In his first two years as head basketball coach at tradition-rich Dunbar, Westmore compiled a 41-13 record, won the Interhigh League title two years ago and made the playoffs last year. This was no small task for a new coach in the always competitive District public school league.

Going into what Westmore and his players refer to as the biggest single week of the season, the sixth-ranked Crimson Tide were 15-2 and one game behind Coolidge in the league title race with seven games remaining.

Dunbar played McKinley Tuesday and will meet Coolidge Friday at Wilson at 8.

Even though the Dunbar season may depend on how well his team fares in the two games this week, Westmore hasn't wavered from his low-key philosophy of building for the future.

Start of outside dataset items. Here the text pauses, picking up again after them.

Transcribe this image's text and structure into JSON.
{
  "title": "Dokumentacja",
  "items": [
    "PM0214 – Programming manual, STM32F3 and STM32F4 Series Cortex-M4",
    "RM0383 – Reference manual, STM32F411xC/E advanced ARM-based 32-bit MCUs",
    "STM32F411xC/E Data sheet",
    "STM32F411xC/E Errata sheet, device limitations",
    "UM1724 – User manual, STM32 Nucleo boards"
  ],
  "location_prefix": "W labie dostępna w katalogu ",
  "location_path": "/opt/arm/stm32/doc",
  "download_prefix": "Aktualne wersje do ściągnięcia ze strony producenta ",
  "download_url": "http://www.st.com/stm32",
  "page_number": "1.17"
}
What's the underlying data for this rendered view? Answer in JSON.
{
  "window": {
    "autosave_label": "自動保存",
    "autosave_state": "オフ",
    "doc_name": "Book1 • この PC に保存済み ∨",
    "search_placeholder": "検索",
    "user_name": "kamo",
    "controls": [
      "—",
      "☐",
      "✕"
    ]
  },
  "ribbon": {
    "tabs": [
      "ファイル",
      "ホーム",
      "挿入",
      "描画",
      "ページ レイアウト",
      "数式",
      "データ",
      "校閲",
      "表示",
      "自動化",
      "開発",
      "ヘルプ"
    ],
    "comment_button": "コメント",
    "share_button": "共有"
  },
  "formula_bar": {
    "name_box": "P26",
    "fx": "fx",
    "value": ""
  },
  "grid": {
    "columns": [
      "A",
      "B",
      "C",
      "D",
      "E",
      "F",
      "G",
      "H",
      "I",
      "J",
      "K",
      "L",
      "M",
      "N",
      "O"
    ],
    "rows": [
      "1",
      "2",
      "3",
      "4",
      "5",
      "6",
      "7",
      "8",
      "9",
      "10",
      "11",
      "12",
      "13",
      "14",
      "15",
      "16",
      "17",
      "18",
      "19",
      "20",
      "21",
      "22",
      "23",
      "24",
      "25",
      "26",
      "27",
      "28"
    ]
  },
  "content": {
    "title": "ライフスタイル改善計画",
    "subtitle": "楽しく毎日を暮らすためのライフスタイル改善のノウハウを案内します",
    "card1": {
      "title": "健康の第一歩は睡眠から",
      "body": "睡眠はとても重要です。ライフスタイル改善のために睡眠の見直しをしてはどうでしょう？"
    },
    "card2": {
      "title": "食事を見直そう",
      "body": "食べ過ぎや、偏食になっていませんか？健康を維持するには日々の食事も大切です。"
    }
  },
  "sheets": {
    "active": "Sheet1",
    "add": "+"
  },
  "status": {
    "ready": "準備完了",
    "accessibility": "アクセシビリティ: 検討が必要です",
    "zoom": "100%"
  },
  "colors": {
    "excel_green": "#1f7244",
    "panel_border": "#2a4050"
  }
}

"I don't feel any great pressure to win each time we go out. It's more important to play the underclassmen in those big games so I can see how they will react in certain situations," he said.

"You won't always have seniors. We've been using eight or nine players every game to get them ready for those situations. My goal is to teach each player the skills necessary for him to enter college prepared for that level. And as long as the kids leave prepared, I'm satisfied.

"I've been very fortunate to have great support from the administration. Principal (Eva) Roussaint and the entire administration have put in tireless efforts to help our program, and the kids want to win for them and the student body as much as they want to win for themselves."

Westmore's theory has reaped wonderful benefits. After gaining the league title in his first year and rebuilding last year, the Florida native has the Tide playing superbly this year.

Dunbar has talent, height, quickness, depth and the killer instinct. Led by junior jump shooters Tyrone Gibson, Dion Lewis and Anthony Beagle, Dunbar is the highest-scoring team in the metropolitan area, averaging 83 points per game.

"We've played much better as a team this year and we don't depend on one player (Darryl Prue, now at West Virginia) like we did the last two years," said forward John Sanders, a senior cocaptain. "The two games we lost, the pieces just wouldn't fit."

Point guard Donald Hawkins, also a senior cocaptain, said the losses to Coolidge (81-67) and H.D. Woodson (62-60) only served to convince the team that it needed to continue to work just as hard as it did when it won the first 11 games this season.

"We've had a couple of good games since the loss to Woodson and I can see the confidence and enthusiasm is still there," Hawkins said. "We're back on track again."

"The kids know their playing time is dictated by their work ethic in practice," Westmore said. "We expect to challenge for the championship every year and we want no letdowns ever. I've been pleased with their overall play and unselfishness on the court. Our defense hasn't been as sharp in some instances and we still don't have that seasoning I would like to see yet."

Westmore doesn't ask any one player to do everything. The 6-foot-1 Hawkins splits time with 6-0 sophomore Cory Royster at the point; 6-4 Sanders is relieved by 6-6 junior Kevin Sams or 6-8 junior Mark Scott. Another sophomore, 6-0 Tracy Jordan, gets playing time when either the 6-3 Beagle or the 6-1 Gibson need a breather.

Gibson is averaging 18.1 points per game, Beagle is averaging 15.4 points and Lewis is averaging 13.5. Beagle and Lewis are the top rebounders.

"On any night, Beagle, Lewis or Gibson will carry us offensively," Westmore. "When all three are going good, look out. Because we have so many underclassmen, we will often have five players on the court who will be back next year. Those players will see a lot of game time."